Заложники | страница 12



Да, полигон действительно намечался - в этом не было никаких сомнений. Виталий по заросшему травой проселку, который со временем должен был покрыться асфальтом или бетоном, добрел до того места, где путь ему преградили наглухо закупоренные металлические ворота и задраенная будка, пока необитаемая, зеленая, с небольшим забранным изнутри решеткой окном. От них в обе стороны уходил забор, метра под два, из колючей проволоки.

Полигона еще не было, но колючка уже была, и ворота, и будка - значит, у кого-то на карте он уже существовал, почти реальный или уже, дело за немногим, если и дорогу строят. Он пошел вдоль колючки, проламываясь сквозь кусты, обжигаясь крапивой, и брел так довольно долго, все больше проникаясь тоскливым чувством безнадежности.

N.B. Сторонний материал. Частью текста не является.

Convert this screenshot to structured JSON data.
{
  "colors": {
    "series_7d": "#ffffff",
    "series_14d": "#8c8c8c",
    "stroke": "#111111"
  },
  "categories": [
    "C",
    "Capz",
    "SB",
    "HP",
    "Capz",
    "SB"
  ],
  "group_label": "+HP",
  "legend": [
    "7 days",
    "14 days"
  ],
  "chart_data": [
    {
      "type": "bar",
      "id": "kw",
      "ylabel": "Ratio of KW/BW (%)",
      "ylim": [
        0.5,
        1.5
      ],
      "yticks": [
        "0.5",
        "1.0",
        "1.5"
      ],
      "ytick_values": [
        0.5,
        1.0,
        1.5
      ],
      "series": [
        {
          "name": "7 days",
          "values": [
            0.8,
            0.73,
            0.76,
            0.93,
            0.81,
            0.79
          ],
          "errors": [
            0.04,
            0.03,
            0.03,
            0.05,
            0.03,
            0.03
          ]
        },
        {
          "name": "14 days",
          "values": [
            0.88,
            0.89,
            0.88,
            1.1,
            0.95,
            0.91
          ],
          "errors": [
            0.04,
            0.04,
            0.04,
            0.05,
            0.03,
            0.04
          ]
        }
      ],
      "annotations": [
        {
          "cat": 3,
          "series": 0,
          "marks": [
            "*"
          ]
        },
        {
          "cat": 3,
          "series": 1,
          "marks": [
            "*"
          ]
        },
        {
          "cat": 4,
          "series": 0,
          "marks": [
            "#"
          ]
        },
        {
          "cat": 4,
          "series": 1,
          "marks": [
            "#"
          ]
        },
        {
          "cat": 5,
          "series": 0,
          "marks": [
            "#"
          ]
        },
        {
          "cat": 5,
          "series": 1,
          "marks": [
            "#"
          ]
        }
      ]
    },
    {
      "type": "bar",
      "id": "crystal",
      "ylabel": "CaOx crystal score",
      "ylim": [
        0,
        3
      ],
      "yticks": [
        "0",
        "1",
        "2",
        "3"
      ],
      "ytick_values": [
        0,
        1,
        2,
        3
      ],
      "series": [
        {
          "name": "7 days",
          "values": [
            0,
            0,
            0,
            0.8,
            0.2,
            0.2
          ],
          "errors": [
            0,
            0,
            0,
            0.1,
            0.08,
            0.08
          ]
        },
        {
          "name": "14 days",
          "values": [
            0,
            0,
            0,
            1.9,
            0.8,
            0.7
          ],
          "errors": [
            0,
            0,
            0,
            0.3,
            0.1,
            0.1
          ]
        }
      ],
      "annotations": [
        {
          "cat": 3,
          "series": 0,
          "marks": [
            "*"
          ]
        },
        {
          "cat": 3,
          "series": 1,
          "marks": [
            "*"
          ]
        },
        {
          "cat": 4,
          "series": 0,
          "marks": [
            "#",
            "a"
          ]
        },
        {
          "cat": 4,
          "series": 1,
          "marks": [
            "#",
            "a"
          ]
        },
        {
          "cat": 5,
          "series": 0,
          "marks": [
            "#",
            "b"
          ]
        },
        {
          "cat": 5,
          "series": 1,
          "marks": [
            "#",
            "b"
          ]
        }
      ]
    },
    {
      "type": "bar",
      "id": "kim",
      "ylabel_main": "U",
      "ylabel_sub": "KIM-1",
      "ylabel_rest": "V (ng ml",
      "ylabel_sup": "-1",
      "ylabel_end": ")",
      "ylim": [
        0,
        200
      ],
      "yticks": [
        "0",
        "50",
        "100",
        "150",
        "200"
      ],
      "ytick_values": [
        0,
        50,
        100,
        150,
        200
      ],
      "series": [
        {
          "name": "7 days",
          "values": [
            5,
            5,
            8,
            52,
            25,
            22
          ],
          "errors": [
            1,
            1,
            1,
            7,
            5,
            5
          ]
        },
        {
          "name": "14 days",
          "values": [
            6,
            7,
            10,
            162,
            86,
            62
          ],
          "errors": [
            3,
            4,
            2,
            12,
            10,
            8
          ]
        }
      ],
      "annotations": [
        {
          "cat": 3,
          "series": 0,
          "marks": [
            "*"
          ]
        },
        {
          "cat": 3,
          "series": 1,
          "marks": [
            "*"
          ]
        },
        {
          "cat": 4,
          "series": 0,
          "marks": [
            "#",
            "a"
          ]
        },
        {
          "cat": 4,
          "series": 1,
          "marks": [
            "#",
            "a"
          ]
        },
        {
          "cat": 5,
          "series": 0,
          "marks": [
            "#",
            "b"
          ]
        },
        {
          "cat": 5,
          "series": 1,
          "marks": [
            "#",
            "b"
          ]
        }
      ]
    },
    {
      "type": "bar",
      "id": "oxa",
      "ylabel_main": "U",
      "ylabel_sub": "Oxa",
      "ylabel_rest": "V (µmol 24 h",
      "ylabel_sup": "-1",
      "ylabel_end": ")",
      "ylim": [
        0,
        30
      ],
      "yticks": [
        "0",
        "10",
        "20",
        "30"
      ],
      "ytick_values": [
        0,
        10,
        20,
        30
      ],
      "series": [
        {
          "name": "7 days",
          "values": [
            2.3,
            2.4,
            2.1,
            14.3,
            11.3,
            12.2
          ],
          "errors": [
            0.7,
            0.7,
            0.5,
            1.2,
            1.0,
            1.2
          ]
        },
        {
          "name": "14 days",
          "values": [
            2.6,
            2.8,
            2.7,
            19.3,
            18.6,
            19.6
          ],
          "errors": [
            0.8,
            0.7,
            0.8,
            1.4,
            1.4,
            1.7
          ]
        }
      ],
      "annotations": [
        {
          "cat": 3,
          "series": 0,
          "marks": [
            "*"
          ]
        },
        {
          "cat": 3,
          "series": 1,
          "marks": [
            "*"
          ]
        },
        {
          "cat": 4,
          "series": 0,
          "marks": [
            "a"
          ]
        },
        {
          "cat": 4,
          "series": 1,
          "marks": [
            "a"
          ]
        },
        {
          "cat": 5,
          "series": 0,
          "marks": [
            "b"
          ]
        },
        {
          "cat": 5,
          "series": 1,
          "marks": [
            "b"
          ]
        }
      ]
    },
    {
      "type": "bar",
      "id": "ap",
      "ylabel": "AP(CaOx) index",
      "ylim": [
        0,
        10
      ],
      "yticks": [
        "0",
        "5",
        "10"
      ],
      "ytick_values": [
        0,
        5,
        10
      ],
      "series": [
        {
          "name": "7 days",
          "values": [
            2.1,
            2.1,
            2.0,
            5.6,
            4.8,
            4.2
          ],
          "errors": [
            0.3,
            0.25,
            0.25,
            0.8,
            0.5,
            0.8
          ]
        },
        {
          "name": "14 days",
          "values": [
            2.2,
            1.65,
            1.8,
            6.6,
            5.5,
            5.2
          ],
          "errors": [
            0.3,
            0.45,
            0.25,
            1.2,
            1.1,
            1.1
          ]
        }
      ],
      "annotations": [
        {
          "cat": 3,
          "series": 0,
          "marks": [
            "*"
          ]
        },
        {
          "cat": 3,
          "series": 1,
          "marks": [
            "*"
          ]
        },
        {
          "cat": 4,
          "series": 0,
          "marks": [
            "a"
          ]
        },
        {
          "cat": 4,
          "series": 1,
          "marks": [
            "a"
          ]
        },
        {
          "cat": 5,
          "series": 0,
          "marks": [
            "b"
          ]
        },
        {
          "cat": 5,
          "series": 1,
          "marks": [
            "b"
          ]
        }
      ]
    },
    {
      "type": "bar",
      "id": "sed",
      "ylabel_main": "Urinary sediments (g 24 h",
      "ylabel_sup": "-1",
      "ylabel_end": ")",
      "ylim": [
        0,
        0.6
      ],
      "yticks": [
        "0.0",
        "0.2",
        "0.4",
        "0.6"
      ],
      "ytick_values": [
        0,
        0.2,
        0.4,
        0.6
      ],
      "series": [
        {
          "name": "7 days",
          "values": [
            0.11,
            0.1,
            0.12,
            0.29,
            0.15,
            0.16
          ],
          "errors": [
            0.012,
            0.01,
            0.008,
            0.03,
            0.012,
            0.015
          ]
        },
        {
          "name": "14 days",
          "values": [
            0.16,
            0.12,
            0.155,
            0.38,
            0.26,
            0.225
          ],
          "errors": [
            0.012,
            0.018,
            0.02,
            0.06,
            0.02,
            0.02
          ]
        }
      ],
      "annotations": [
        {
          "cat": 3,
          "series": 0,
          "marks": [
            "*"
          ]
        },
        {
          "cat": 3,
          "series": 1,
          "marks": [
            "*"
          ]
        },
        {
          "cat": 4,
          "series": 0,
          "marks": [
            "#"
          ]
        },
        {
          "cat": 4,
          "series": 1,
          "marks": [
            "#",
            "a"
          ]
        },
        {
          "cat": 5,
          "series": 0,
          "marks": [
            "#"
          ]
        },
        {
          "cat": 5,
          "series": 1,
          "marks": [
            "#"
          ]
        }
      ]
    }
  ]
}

Вдруг вспомнилось: Ларин обмолвился, что их городок уже не обменивается. То есть обменять квартиру отсюда на какое-то другое более или менее приличное место почти невозможно - каким-то образом всем уже было известно про полигон, может, даже из-за их выступлений и обращений, из-за шума, который они подняли, и те, кто хотел или кому нужно было жить в их городке, все-таки недальнее Подмосковье, столица всего в восьмидесяти километрах, полтора часа на электричке, - те уже не хотят, выбирают себе другое место жительства.

Может, это и было начало конца? Но как же тогда они, те, кто оставался здесь? Ведь их никто не собирался ни выселять, ни переселять, они будут жить здесь и медленно умирать, постепенно отравляясь сжигаемыми отходами или чем там, их дети будут рождаться с нарушенным генетическим кодом, а дети детей окончательно превратятся в мутантов, и все будет происходить незримо и неслышно, как теперь.

А может, они в конце концов и уедут, неизвестно куда, но уедут, и тогда этот милый городок, изученный им до самых невзрачных закоулков и тупичков, по пояс заросших травой, малинником, кустами бузины или акации, где бегал еще мальчишкой, играл в казаков-разбойников, этот городок обезлюдеет и будет медленно разрушаться, не согреваемый дыханием своих обитателей, в церкви не будет служб, померкнет, потускнеет позолота на куполах, не так давно восстановленная именно благодаря стараниям Ларина, Серебрянникова и иже с ними, мертвый будет стоять город, все еще прекрасный, почти сказочный, но мертвый, мертвый! Отравленный, как сказал Ларин.

Виталий сидел на своем любимом месте, рядом с обрывом, откуда видно было полгорода, монастырь, белые стены словно светились, площадь перед ним, лепящиеся к нему деревянные домики, блеск воды в озере, уже начинающая желтеть дубрава, все родное, и люди шли с кошелками по дороге - на рынок, он тут же был, неподалеку, подъезжали машины. Все жило так, словно никакого полигона не было и в помине, обычно, буднично, как будто городу ничего не угрожало. Абсолютно ничего!